U mnie też cięższe robótki i zmiany w architekturze ogrodu, ale to mój eM działa, po trochu, po pracy i w soboty. Nie lubię tych bałaganów w trakcie... ale żeby było ładnie, musi być najpierw brzydko
Kwitną pierwsze tej wiosny hiacynty,a nowo sadzone jeszcze chwila, ale zapowiadają się grubaski
Aniu miałam straszne zaległości w oglądaniu, ale już w miarę nadrobiłam. Śliczna ta Twoja wiosna, ozdoby po prostu przepiękne. Musisz mi kiedyś pomóc i podpowiedzieć jakie ozdoby u mnie by pasowały.
Pozdrawiam cieplutko w ten zimny dzień.
Aniu zaglądam kilka stron wstecz bo tak ładnie u ciebie i w domu i w ogrodzie.
U nas to jeszcze długo tak kwitną w ogrodzie nie będzie.
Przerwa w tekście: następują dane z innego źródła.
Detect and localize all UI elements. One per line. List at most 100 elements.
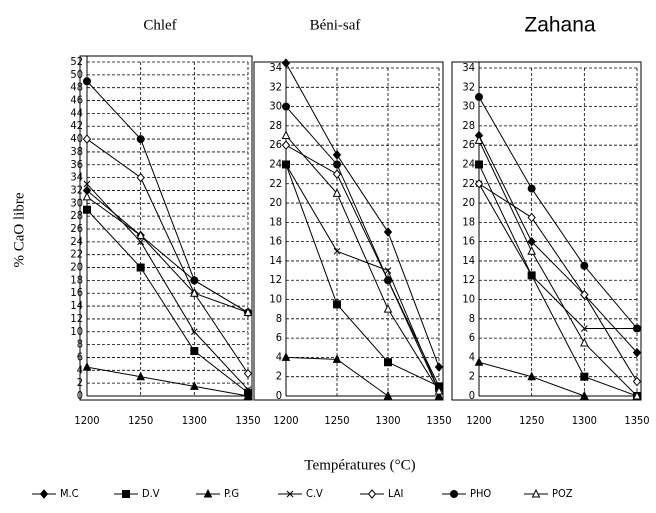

Zimno, raptem 3 dni ciepła od dzisiaj lodownia znowu wróciła.
W zeszłym roku kaczeńce u mnie kwitły pełna parą teraz ledwo co z ziemi wychodzą. Drzwi piękne zapraszające do ogrodu.
Ilekroć zaglądam do Twojego bajkowego ogrodu, to wchodzę zawsze przez te wyjątkowej urody drzwi...Ten murek i drzwi stanowią niezwykłą dekorację...jedyne w swoim rodzaju...Jest to jedyny niepowtarzalny element na Ogrodowisku...
O, szok, faktycznie mocno oberwał
Oberwij wszystko brzydkie, możliwe, że z miejsc po oderwanych liściach wyrosną nowe.
Ja nie miałam takiej sytuacji i tego nie wiem.
Jeśli chcesz, to Ci wyślę następnego, bo mi się dużo wysiało.
Wygląda na to, że u Ciebie trzeba okrywać na zimę.